Я к чему веду: не хотели они в этот мир идти! Ну и потом, Кабалевский – это все-таки другой уровень таланта. Это не Шостакович. Да и сказано это в полемическом задоре. А может, он потом передумал? Был же случай с Нейгаузом, который никак не воспринимал Нововенскую школу. Шенберга еще как-то, Берга, а Веберна – ну совсем никак. Каретников его долго уговаривал, убеждал, и однажды ему раз – и все открылось. Что это стиль такой, минимальный, а не какая-то чепуха, как он думал. Так что слова Кабалевского о додекафонии были бы верны, если бы он ценил и помнил, что в додекафонии есть и шедевры. Поздний Веберн тот же, его симфония – это живое сочинение! Или концерт для девяти инструментов, или поздние песни. Или Шенберг. Квартеты я не очень люблю, а вот, допустим, его септет, хотя там только одна часть додекафонная… Или его скрипичный концерт, фортепианный[45]
– я их до сих пор ценю. При всех проблемах это живые сочинения. Я слышал, как Любимов играет его фортепианный концерт – публика очень живо реагирует на этот стиль. Ну, такая, филармоническая. Эта музыка хорошо организована, и талант чувствуется. Если бы Кабалевский сказал, что все это ценит, а потом сказал об опасности… А так это просто безответственно. Обслуживание идеологической ситуации.– Вот вы сказали, что Нейгауз долго не мог понять Веберна. А вам, получается, он сразу открылся, у вас не было процесса преодоления?
– Не было. Веберн меня сразу поразил. Но это ведь не просто Веберн был, а именно концерт для девяти инструментов. Зрелый Веберн. И когда я это услышал, у меня было такое чувство, что я слушаю музыку перпендикулярно. Такое наивное ощущение простого слушателя. Потому что и Шенберг, и Берг при всей своей новизне на слух еще примыкали к XIX веку. А от Веберна сразу было ощущение совершенно нового мира.
– В свое время вашу дипломную работу, еще вполне авангардную, не допустили к защите в консерватории и предложили сперва пойти к рабочим и послушать, что они скажут.
– Мне еще оркестранты говорили, что не надо портить своей музыкой советскую нотную бумагу. Была, в общем, какая-то возня.
– Вам она казалась унизительной?
– Обычной для того времени. Это сейчас унизительно, а тогда было нормально. И мы все-таки уже все знали про режим благодаря «Радио Свобода» и всему прочему. Это ж не сталинское время было. И даже интонация у них была какая-то усталая. Слова, может, они говорили и те же, но уныло, без прежнего пафоса.

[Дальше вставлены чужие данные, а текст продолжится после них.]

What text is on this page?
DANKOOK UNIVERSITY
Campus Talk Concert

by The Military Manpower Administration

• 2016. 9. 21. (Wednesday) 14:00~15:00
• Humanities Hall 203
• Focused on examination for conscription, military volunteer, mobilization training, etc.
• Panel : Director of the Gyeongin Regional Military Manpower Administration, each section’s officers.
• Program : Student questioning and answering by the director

– Интересно, что то, что вам предлагалось в качестве то ли наказания, то ли исправления, многие западные композиторы делали сами и с удовольствием, особенно в 1930-е годы. Тот же Ганс Эйслер призывал забыть про сложную музыку и перейти на «полезные формы» – песни и хоры для рабочих. Аарон Копленд перекладывал на музыку стихи про Первомай для американской Музыкальной рабочей олимпиады. И так далее.
– Понимаете, если они хотели этого сами, так это было их решение. И все эти разговоры про сложную и доступную… Когда-то в классической музыке не было разделения на сложную и несложную музыку. Конечно, есть известное письмо Моцарта отцу, где он пишет, что его фортепианный концерт имел большой успех, он нравится и знатокам, и профанам. Но писать специально для рабочих никому в голову не приходило. Зачем? У них есть свои песни, которые они поют в кабаках. Ну а если ты рабочий типа Горького, стремишься к знанию, так ты пойдешь в филармонию и будешь слушать нормальную филармоническую музыку.
Низовая музыка была всегда – и во времена Бетховена и Моцарта. И между низкой и высокой были связи. Часто высокая музыка шла в кабак – кто-то по слуху услышал и напел. Конечно, со временем музыка действительно стала сложной… Но вообще это какая-то надуманная проблема. Зачем я должен что-то писать рабочему? Рабочий тяжко трудится! Ему не до музыки. Он приходит домой – ему бы выспаться, а тут музыка, да еще и сложная. Да ему и простая не нужна! Он и сам может напеть то, что ему бабушка пела.